|
Edited on Sat Mar-20-10 08:32 AM by get the red out
I was, to say the least, suicidal by age 28 and really on my way toward death. I was fortunate to have chosen to participate in life-saving change. I was just cursing myself for the million-th time this morning for not taking better advantage of my youthful "rebirth" at that point and moved from Kentucky to some sane state. But then I don't know but what I took the path I was supposed to take and had the experiences I was supposed to have. I have been through all kinds of thinking changes in the past 17 years that have brought me to where I am now, and at this point I am adamantly certain of the things I believe to be important, basically that treating our fellow living beings with decency (including the Earth herself) trumps all other contrived ideas, and that is important to me. I had to slog through every process I have slogged through to get here, from meeting my husband when I was a default Democrat (with no clear idea why I was a liberal), getting into listening to his hateful conservative radio shows with him and even wondering if I had been wrong in my beliefs and the "strong" conservatives were correct, to having an awakening and realizing that I absolutely could not go along with that anymore because it was against every small bit of ethical reasoning that I had ever managed to obtain, to now dealing with the opposite in me which is too strong of a focus and obsession on the neo-con evils.

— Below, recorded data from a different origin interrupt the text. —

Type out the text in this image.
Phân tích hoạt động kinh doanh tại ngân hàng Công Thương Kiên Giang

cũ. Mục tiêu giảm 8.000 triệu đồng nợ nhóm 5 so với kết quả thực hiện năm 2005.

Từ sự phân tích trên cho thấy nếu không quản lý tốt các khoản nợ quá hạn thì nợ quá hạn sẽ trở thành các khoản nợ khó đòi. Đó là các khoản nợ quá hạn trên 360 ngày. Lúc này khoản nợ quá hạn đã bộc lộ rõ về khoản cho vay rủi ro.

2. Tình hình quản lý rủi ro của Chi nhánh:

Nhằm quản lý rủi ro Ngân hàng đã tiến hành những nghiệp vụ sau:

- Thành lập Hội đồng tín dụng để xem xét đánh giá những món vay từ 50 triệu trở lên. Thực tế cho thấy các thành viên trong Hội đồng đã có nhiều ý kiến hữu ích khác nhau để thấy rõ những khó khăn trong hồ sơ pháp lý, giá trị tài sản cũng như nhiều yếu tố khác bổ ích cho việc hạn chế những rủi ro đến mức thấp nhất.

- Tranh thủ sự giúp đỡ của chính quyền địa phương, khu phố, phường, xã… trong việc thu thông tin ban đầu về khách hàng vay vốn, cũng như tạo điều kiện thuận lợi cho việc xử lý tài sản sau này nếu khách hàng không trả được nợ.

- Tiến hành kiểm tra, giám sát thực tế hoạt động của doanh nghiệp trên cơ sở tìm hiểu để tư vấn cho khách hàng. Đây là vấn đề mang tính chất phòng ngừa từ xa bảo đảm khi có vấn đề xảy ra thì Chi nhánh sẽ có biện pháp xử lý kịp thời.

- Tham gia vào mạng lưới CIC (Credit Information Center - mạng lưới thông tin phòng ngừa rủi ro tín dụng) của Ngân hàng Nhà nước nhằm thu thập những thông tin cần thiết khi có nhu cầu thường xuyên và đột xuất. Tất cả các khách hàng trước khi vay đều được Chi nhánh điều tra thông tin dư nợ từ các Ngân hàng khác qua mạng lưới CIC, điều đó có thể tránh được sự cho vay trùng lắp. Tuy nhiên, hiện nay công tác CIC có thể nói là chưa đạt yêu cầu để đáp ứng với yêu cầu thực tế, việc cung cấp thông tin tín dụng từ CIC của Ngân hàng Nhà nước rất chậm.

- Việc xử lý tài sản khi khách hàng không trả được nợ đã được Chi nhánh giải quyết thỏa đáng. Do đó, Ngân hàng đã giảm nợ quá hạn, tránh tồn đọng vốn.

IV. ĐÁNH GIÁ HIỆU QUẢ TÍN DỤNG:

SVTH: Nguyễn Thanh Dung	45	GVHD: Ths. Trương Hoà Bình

I am convinced that the Universe doesn't give a care about how much money I make or what kind of house I live in, I believe it does care about whether I view the world more selfishly or less selfishly and whether I develop the capacity to care about others. So maybe there is more than one path to better thinking that each of us can get on, and if we miss one higher thinking bus, we might have to walk through pouring rain to get to the next bus stop, but we can catch the next bus to our destination.
I used to view myself as a piece of crap, because I felt that someone that had had problems such as mine was supposed to think that in order to be perceived as "good", but I realized that thinking that was just an extension of a character flaw long learned as a child that needed to be worked on and removed. Oh, I have read and heard from many sources that we pick our parents for educational purposes - so I guess my Mom can give me some kind of Ph.D. in the spirit realm, LOL! Bless her soul, I see now the terribly frightened person she has always been, trying desperately to stay in denial about her serious mental illness to the point of projecting mental illness onto others, including her children. What a horrible mental world to be stuck in, bless her soul, I wish I could make it better and I can't. Reaching a point of seeing her painful world, and not just it's consequences on my sister and I, has been a journey in itself. Seeing her as a sick person rather than my enemy was a huge turning point for me because I came to see that she saved my life when I was 28 by telling me she wanted me to die. My desire to defy her over-rode my slide toward the grave and I became determined to do whatever it took to live, just to piss her off.